Visa in Australia – Combined applications for Australian partner visa
Partner visas come in pairs, meaning that the first visa (subclass 309 for offshore applicants and subclass 820 for onshore applicants) is temporary and the second visa (subclass 100 for offshore applicants, and subclass 801 for onshore applicants) makes my British client, an Australian permanent resident.
Technically my client applies for both visas at once, the second one which it also known as the permanent partner visa is usually granted after 2 years from the date of lodgement of the partner visa application.

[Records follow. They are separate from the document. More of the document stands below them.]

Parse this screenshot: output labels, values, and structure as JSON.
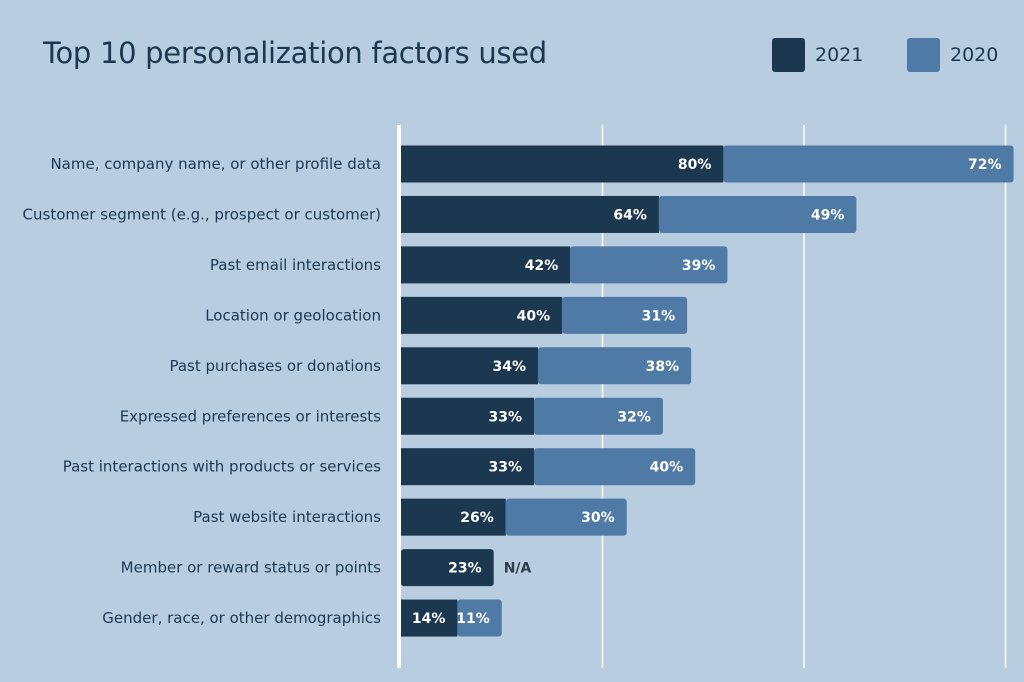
{
  "chart_data": {
    "type": "bar",
    "orientation": "horizontal",
    "stacked": true,
    "title": "Top 10 personalization factors used",
    "categories": [
      "Name, company name, or other profile data",
      "Customer segment (e.g., prospect or customer)",
      "Past email interactions",
      "Location or geolocation",
      "Past purchases or donations",
      "Expressed preferences or interests",
      "Past interactions with products or services",
      "Past website interactions",
      "Member or reward status or points",
      "Gender, race, or other demographics"
    ],
    "series": [
      {
        "name": "2021",
        "color": "#1b3850",
        "values": [
          80,
          64,
          42,
          40,
          34,
          33,
          33,
          26,
          23,
          14
        ]
      },
      {
        "name": "2020",
        "color": "#4f7aa5",
        "values": [
          72,
          49,
          39,
          31,
          38,
          32,
          40,
          30,
          null,
          11
        ]
      }
    ],
    "missing_label": "N/A",
    "value_suffix": "%",
    "xlim": [
      0,
      152
    ],
    "gridlines": [
      50,
      100,
      150
    ],
    "grid": true,
    "legend": "top-right",
    "background": "#b9cde0",
    "text_color": "#1b3850"
  }
}
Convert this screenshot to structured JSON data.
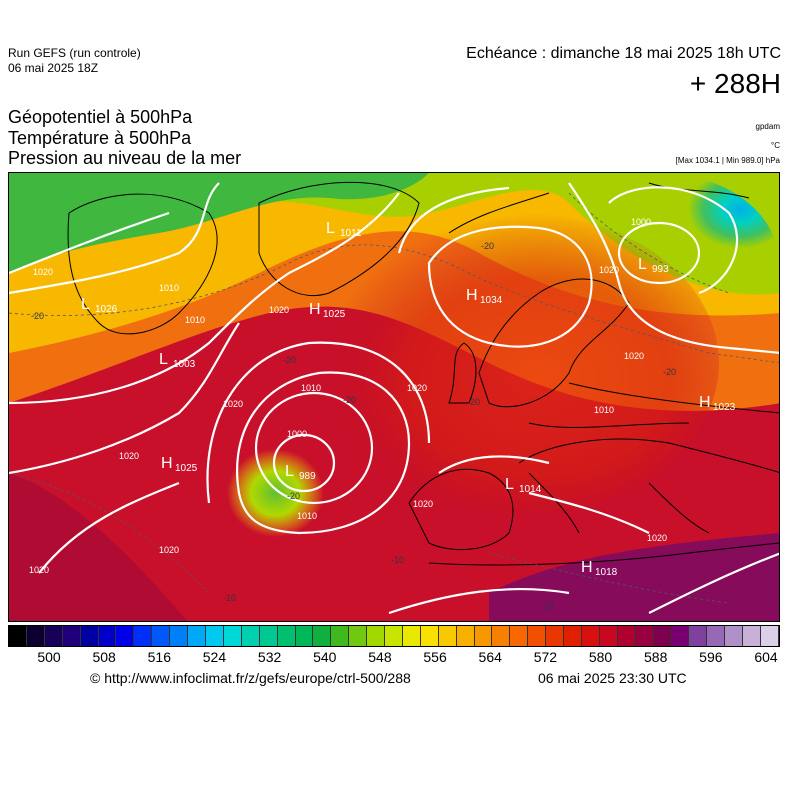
{
  "header": {
    "run_line1": "Run GEFS (run controle)",
    "run_line2": "06 mai 2025 18Z",
    "echeance": "Echéance : dimanche 18 mai 2025 18h UTC",
    "hour": "+ 288H"
  },
  "params": {
    "line1": "Géopotentiel à 500hPa",
    "line2": "Température à 500hPa",
    "line3": "Pression au niveau de la mer"
  },
  "units": {
    "u1": "gpdam",
    "u2": "°C",
    "u3": "[Max 1034.1 | Min 989.0] hPa"
  },
  "map": {
    "centers": {
      "h1034": {
        "letter": "H",
        "value": "1034"
      },
      "h1025_north": {
        "letter": "H",
        "value": "1025"
      },
      "h1025_atl": {
        "letter": "H",
        "value": "1025"
      },
      "h1023": {
        "letter": "H",
        "value": "1023"
      },
      "h1018": {
        "letter": "H",
        "value": "1018"
      },
      "l1014": {
        "letter": "L",
        "value": "1014"
      },
      "l1011": {
        "letter": "L",
        "value": "1011"
      },
      "l1026": {
        "letter": "L",
        "value": "1026"
      },
      "l1003": {
        "letter": "L",
        "value": "1003"
      },
      "l993": {
        "letter": "L",
        "value": "993"
      },
      "l989": {
        "letter": "L",
        "value": "989"
      }
    },
    "isobar_labels": [
      "1020",
      "1020",
      "1020",
      "1020",
      "1010",
      "1010",
      "1000",
      "1010",
      "1020",
      "1010",
      "1020",
      "1020",
      "1000",
      "1020",
      "1010",
      "1020",
      "1020",
      "1020"
    ],
    "temp_labels": [
      "-20",
      "-20",
      "-20",
      "-20",
      "-20",
      "-20",
      "-10",
      "-10",
      "-10",
      "-20"
    ]
  },
  "colorbar": {
    "colors": [
      "#000000",
      "#0c0030",
      "#180058",
      "#200078",
      "#0000a0",
      "#0000c8",
      "#0000e8",
      "#0030f8",
      "#0058f8",
      "#0080f8",
      "#00a8f8",
      "#00c8f0",
      "#00d8d8",
      "#00d0b0",
      "#00c890",
      "#00c070",
      "#00b858",
      "#10b040",
      "#40b820",
      "#70c810",
      "#a0d800",
      "#c8e400",
      "#e8e800",
      "#f8e000",
      "#f8c800",
      "#f8b000",
      "#f89800",
      "#f88000",
      "#f86800",
      "#f05000",
      "#e83800",
      "#e02000",
      "#d81010",
      "#c80820",
      "#b00030",
      "#980040",
      "#800050",
      "#780070",
      "#8040a0",
      "#9868b8",
      "#b090c8",
      "#c8b0d8",
      "#dcd0e8"
    ],
    "ticks": [
      "500",
      "508",
      "516",
      "524",
      "532",
      "540",
      "548",
      "556",
      "564",
      "572",
      "580",
      "588",
      "596",
      "604"
    ]
  },
  "footer": {
    "url": "© http://www.infoclimat.fr/z/gefs/europe/ctrl-500/288",
    "timestamp": "06 mai 2025 23:30 UTC"
  }
}
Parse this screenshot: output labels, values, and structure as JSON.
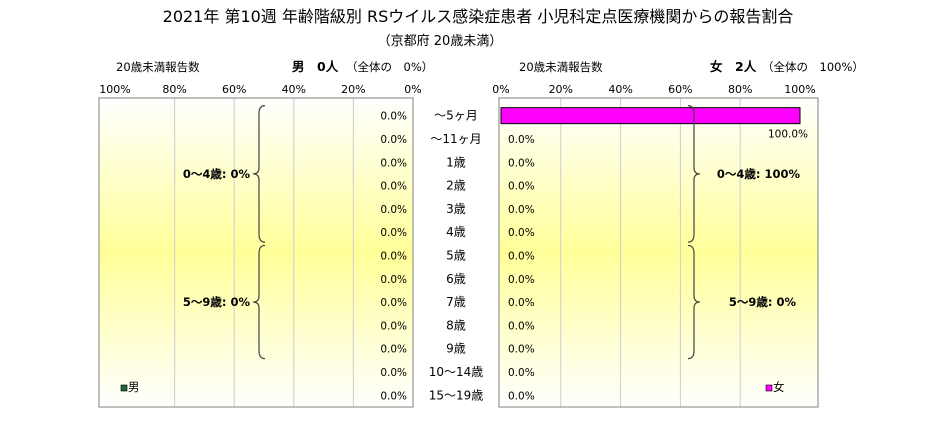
{
  "title": "2021年 第10週 年齢階級別 RSウイルス感染症患者 小児科定点医療機関からの報告割合",
  "subtitle": "（京都府 20歳未満）",
  "colors": {
    "male": "#1a6b3a",
    "female": "#ff00ff",
    "panel_bg_edge": "#ffffff",
    "panel_bg_center": "#ffff99"
  },
  "chart_data": [
    {
      "type": "bar",
      "orientation": "horizontal",
      "direction": "right-to-left",
      "panel": "male",
      "header_left": "20歳未満報告数",
      "header_count": "男　0人",
      "header_note": "（全体の　0%）",
      "xlim": [
        0,
        100
      ],
      "x_ticks": [
        "100%",
        "80%",
        "60%",
        "40%",
        "20%",
        "0%"
      ],
      "categories": [
        "～5ヶ月",
        "～11ヶ月",
        "1歳",
        "2歳",
        "3歳",
        "4歳",
        "5歳",
        "6歳",
        "7歳",
        "8歳",
        "9歳",
        "10～14歳",
        "15～19歳"
      ],
      "series": [
        {
          "name": "男",
          "values": [
            0,
            0,
            0,
            0,
            0,
            0,
            0,
            0,
            0,
            0,
            0,
            0,
            0
          ]
        }
      ],
      "value_labels": [
        "0.0%",
        "0.0%",
        "0.0%",
        "0.0%",
        "0.0%",
        "0.0%",
        "0.0%",
        "0.0%",
        "0.0%",
        "0.0%",
        "0.0%",
        "0.0%",
        "0.0%"
      ],
      "groups": [
        {
          "label": "0～4歳: 0%"
        },
        {
          "label": "5～9歳: 0%"
        }
      ],
      "legend": "bottom-left"
    },
    {
      "type": "bar",
      "orientation": "horizontal",
      "direction": "left-to-right",
      "panel": "female",
      "header_left": "20歳未満報告数",
      "header_count": "女　2人",
      "header_note": "（全体の　100%）",
      "xlim": [
        0,
        100
      ],
      "x_ticks": [
        "0%",
        "20%",
        "40%",
        "60%",
        "80%",
        "100%"
      ],
      "categories": [
        "～5ヶ月",
        "～11ヶ月",
        "1歳",
        "2歳",
        "3歳",
        "4歳",
        "5歳",
        "6歳",
        "7歳",
        "8歳",
        "9歳",
        "10～14歳",
        "15～19歳"
      ],
      "series": [
        {
          "name": "女",
          "values": [
            100,
            0,
            0,
            0,
            0,
            0,
            0,
            0,
            0,
            0,
            0,
            0,
            0
          ]
        }
      ],
      "value_labels": [
        "100.0%",
        "0.0%",
        "0.0%",
        "0.0%",
        "0.0%",
        "0.0%",
        "0.0%",
        "0.0%",
        "0.0%",
        "0.0%",
        "0.0%",
        "0.0%",
        "0.0%"
      ],
      "groups": [
        {
          "label": "0～4歳: 100%"
        },
        {
          "label": "5～9歳: 0%"
        }
      ],
      "legend": "bottom-right"
    }
  ]
}
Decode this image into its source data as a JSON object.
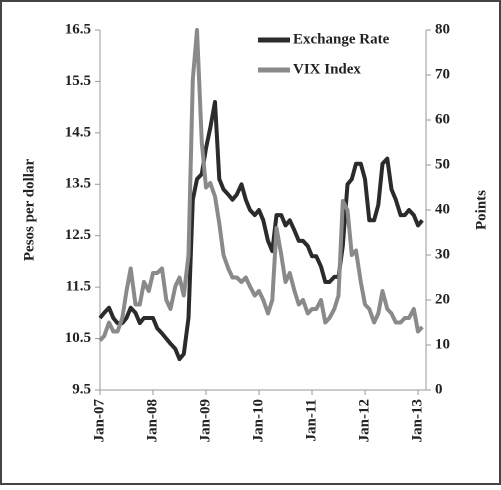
{
  "chart_data": {
    "type": "line",
    "y_label": "Pesos per dollar",
    "y2_label": "Points",
    "x": [
      2007.0,
      2007.08,
      2007.17,
      2007.25,
      2007.33,
      2007.42,
      2007.5,
      2007.58,
      2007.67,
      2007.75,
      2007.83,
      2007.92,
      2008.0,
      2008.08,
      2008.17,
      2008.25,
      2008.33,
      2008.42,
      2008.5,
      2008.58,
      2008.67,
      2008.75,
      2008.83,
      2008.92,
      2009.0,
      2009.08,
      2009.17,
      2009.25,
      2009.33,
      2009.42,
      2009.5,
      2009.58,
      2009.67,
      2009.75,
      2009.83,
      2009.92,
      2010.0,
      2010.08,
      2010.17,
      2010.25,
      2010.33,
      2010.42,
      2010.5,
      2010.58,
      2010.67,
      2010.75,
      2010.83,
      2010.92,
      2011.0,
      2011.08,
      2011.17,
      2011.25,
      2011.33,
      2011.42,
      2011.5,
      2011.58,
      2011.67,
      2011.75,
      2011.83,
      2011.92,
      2012.0,
      2012.08,
      2012.17,
      2012.25,
      2012.33,
      2012.42,
      2012.5,
      2012.58,
      2012.67,
      2012.75,
      2012.83,
      2012.92,
      2013.0,
      2013.08
    ],
    "series": [
      {
        "name": "Exchange Rate",
        "color": "#2b2b2b",
        "values": [
          10.9,
          11.0,
          11.1,
          10.9,
          10.8,
          10.8,
          10.9,
          11.1,
          11.0,
          10.8,
          10.9,
          10.9,
          10.9,
          10.7,
          10.6,
          10.5,
          10.4,
          10.3,
          10.1,
          10.2,
          10.9,
          13.2,
          13.6,
          13.7,
          14.2,
          14.6,
          15.1,
          13.6,
          13.4,
          13.3,
          13.2,
          13.3,
          13.5,
          13.2,
          13.0,
          12.9,
          13.0,
          12.8,
          12.4,
          12.2,
          12.9,
          12.9,
          12.7,
          12.8,
          12.6,
          12.4,
          12.4,
          12.3,
          12.1,
          12.1,
          11.9,
          11.6,
          11.6,
          11.7,
          11.7,
          12.3,
          13.5,
          13.6,
          13.9,
          13.9,
          13.6,
          12.8,
          12.8,
          13.1,
          13.9,
          14.0,
          13.4,
          13.2,
          12.9,
          12.9,
          13.0,
          12.9,
          12.7,
          12.8
        ]
      },
      {
        "name": "VIX Index",
        "color": "#8a8a8a",
        "axis": "y2",
        "values": [
          11,
          12,
          15,
          13,
          13,
          16,
          22,
          27,
          19,
          19,
          24,
          22,
          26,
          26,
          27,
          20,
          18,
          23,
          25,
          21,
          30,
          69,
          80,
          55,
          45,
          46,
          43,
          37,
          30,
          27,
          25,
          25,
          24,
          25,
          23,
          21,
          22,
          20,
          17,
          20,
          36,
          30,
          24,
          26,
          22,
          19,
          20,
          17,
          18,
          18,
          20,
          15,
          16,
          18,
          21,
          42,
          40,
          30,
          31,
          24,
          19,
          18,
          15,
          17,
          22,
          18,
          17,
          15,
          15,
          16,
          16,
          18,
          13,
          14
        ]
      }
    ],
    "xlim": [
      2007,
      2013.15
    ],
    "xticks": [
      {
        "value": 2007,
        "label": "Jan-07"
      },
      {
        "value": 2008,
        "label": "Jan-08"
      },
      {
        "value": 2009,
        "label": "Jan-09"
      },
      {
        "value": 2010,
        "label": "Jan-10"
      },
      {
        "value": 2011,
        "label": "Jan-11"
      },
      {
        "value": 2012,
        "label": "Jan-12"
      },
      {
        "value": 2013,
        "label": "Jan-13"
      }
    ],
    "ylim": [
      9.5,
      16.5
    ],
    "yticks": [
      9.5,
      10.5,
      11.5,
      12.5,
      13.5,
      14.5,
      15.5,
      16.5
    ],
    "y2lim": [
      0,
      80
    ],
    "y2ticks": [
      0,
      10,
      20,
      30,
      40,
      50,
      60,
      70,
      80
    ],
    "legend": "top-right"
  }
}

With a relationship as long as my client’s relationship, provided there is plenty of proof to demonstrate that the visa applicant and his sponsor have been in a genuine, committed, cohabitating relationship for over 10 years, I can specifically request the Australian Department of Home Affairs, by way of legal submission, to grant my client both visas, temporary and permanent partner visa, at the same time.
In technical language, this is called a “double grant” and the immediate result of a ‘double grant’ is the status of Australian permanent resident. There is no need anymore to wait 2 years to be assessed for the permanent partner visa.
Of course, in my client’s situation, if he decides to lodge his partner visa application in Australia, it doesn’t hurt to research in advance what is available employment-wise in Australia.
However, he must be aware that nobody can provide the exact date when his visa will be approved so he needs to ensure that he has the financial resources to cover his living costs.
I have heard many stories of people struggling to find decent work before actually being granted a visa in Australia with full work rights, as employers can be a bit cautious hiring someone who holds a non-permanent visa.
However, with the current skills shortage in Australia I would be surprised if this would be the case for my British client. It’s something to be aware of.